A fake wound opened along his forehead. He nodded slightly and concentrated on Ladon’s left arm. His own pulled in, the muscles under his skin contracting.
“I like your women. They smell nice. Maybe I’ll hang both the Fate and Pavlovich’s spawn from the parapet. Set them on fire, like I did that one in Gaul. What was her name?”
He clicked a fingernail against the dagger’s guard. “Abigail! Except there’s no babe to cut out this time.”
Ladon bellowed and lunged but teetered and staggered toward the door.
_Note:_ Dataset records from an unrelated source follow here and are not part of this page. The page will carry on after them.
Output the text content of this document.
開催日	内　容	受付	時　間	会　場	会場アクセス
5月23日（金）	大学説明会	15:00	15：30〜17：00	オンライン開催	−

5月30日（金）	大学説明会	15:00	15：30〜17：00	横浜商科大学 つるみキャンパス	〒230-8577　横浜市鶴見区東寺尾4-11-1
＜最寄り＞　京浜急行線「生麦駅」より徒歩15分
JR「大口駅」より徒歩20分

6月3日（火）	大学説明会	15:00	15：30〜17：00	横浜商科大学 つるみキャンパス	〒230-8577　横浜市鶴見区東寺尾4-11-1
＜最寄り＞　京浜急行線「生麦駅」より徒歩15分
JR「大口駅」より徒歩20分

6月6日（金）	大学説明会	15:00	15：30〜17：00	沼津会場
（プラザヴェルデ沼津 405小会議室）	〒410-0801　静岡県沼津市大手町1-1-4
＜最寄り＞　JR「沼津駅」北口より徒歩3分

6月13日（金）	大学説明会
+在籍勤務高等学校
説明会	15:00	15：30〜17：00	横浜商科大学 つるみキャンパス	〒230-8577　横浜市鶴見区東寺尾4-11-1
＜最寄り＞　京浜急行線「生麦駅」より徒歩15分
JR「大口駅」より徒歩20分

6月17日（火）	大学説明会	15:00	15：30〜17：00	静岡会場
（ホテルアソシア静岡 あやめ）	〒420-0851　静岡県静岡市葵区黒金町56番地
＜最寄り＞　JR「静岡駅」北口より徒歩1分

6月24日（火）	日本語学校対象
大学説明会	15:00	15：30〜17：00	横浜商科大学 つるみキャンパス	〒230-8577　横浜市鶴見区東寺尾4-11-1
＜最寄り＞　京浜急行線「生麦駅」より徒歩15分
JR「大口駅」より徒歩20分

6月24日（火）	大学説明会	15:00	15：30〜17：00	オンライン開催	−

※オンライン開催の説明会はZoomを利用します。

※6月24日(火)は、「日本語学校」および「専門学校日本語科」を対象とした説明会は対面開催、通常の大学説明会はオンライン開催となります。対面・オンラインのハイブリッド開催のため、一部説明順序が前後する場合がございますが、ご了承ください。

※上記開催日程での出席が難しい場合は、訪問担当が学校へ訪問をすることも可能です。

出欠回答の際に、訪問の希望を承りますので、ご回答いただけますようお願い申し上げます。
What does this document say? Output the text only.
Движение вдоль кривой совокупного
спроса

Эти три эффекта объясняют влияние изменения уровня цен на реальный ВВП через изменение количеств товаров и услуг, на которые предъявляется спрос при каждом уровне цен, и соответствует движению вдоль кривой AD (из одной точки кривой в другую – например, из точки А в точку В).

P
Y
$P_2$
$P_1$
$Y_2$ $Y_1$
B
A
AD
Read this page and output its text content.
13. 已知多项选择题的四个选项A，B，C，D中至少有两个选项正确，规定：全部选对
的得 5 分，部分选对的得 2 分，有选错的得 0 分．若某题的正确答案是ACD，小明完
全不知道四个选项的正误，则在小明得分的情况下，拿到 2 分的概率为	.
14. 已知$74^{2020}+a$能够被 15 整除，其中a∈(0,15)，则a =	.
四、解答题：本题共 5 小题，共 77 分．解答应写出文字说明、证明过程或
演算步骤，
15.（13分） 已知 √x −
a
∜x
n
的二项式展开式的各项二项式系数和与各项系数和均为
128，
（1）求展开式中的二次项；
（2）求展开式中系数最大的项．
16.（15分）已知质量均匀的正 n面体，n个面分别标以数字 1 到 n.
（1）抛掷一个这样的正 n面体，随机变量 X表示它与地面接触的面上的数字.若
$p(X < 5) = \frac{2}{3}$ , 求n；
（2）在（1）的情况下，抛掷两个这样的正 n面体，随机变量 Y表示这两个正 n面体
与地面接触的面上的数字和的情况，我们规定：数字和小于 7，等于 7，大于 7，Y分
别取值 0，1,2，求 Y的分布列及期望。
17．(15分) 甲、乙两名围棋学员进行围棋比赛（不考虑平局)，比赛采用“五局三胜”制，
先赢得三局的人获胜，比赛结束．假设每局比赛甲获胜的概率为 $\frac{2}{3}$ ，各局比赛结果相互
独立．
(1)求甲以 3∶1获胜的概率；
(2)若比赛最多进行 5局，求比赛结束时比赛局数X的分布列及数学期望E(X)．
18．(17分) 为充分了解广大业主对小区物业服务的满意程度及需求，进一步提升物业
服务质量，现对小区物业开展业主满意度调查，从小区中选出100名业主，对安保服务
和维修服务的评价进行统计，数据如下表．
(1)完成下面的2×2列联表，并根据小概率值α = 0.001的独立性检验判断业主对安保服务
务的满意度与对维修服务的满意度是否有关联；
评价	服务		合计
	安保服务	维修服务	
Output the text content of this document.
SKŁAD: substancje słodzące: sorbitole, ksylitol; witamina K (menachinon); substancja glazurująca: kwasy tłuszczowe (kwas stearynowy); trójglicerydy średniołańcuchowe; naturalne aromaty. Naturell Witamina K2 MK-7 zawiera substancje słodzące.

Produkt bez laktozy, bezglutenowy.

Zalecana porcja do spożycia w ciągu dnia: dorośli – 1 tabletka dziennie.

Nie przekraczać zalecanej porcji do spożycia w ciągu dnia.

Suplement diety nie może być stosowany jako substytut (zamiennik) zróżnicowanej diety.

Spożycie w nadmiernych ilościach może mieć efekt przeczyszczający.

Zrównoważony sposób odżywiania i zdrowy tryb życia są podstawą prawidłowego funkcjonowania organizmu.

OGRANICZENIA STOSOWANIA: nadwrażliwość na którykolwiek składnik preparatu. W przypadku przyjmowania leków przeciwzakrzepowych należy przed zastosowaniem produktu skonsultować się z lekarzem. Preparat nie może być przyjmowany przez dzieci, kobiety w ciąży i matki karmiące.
Vivicus laughed and danced out of the way, slashing wildly with the midnight dagger as he took up a position between Ladon and Derek. “Struck a nerve, did I? Even then, I knew how to hide from Fates.”
Ladon was at the outer limit of his connection to Brother-Dragon. When the beast slept, they could be as far apart as they wanted, but a waking dragon reassured his pull.
“Hey!” Derek yelled. He needed to get Ladon into the kitchen, not closer to the door and farther into the backyard. But Vivicus stood between them.
The morpher stood up straight. He twirled the dagger between his fingers, his grin bigger and wider than any human’s should be.
“Watch out, pretty boy. I’ll knife your leg again. No healers around this time to give you special treatment because you’re special, isn’t that right? I never understood why Mom favored you.” He shrugged. “Why did she make you lovely? Was she unable to look at the smug Russian face you were born with?”
“I will rip you apart with my bare hands,” Ladon growled. “I will slice your head from your shoulders and your arms from your torso. I will burn your parts one by one.”
He swayed, his eyes hooded, blood dripping onto his cheek.
The Ladon surfacing was not the Ladon that Derek knew. This Ladon was the man whom Europe feared. The basis of the dragon myths.
The reason why the Dracae feared a new rampage.
Two Dea
ths stood in Daisy’s kitchen. Death the avenger and Death the clown. And Derek, the man who escaped Death not once, but twice.
Another, stronger dragon pulse swamped the kitchen. Ladon groaned and Vivicus drew back the dagger.
Derek didn’t think. Didn’t yell or vocalize in anyway. His body simply dropped its shoulder and he barreled into Vivicus’s knife arm.
Ladon swung, his injured arm thrusting outward as Derek knocked Vivicus toward the back of the kitchen.
He caught Vivicus’s forearm.
The morpher snaked under Derek’s weight, his body undulating in ways a human should not be able to move. But he could not worm out of Ladon’s grip.
The blankness of Ladon’s face terrified Derek as much as Vivicus’s morphing, but he understood what Ladon was about to do. He understood why it needed doing. And he also understood that what was about to happen was not something the young people should see.
Vivicus’s arm bent perpendicular to how it should be, snapped by Ladon’s strength. His grip tightened. Vivicus’s arm turned.
The dagger, still held by Vivicus’s hand, smashed toward Vivicus’s face.
But the morpher’s hand glopped off his arm like toothpaste off the end of a tube.
Vivicus screamed. The dagger dropped to the floor. But his hand flowed down Ladon’s arm, tightening, and he swung them both around, shifting his center of weight with such force the change played across his skin. He spun Ladon toward the back door.
A sharp pain shrieked through Derek’s arm. Vivicus could not have cut him. The dagger sat on the floor. But…
He couldn’t think about that now. Vivicus hauled Ladon outside and Brother-Dragon woke, his dragon mind searching, and Derek needed to get Ladon back in. They could not be apart. They—
He stumbled out the door behind Ladon and Vivicus. They yelled and cursed, both as randomly as Derek’s mind felt, but too far away, both scrambling to get back into the kitchen.
Derek couldn’t tell them apart. Vivicus had re-formed his hand. They bled the same. Their black t-shirts looked the same. They swore the same.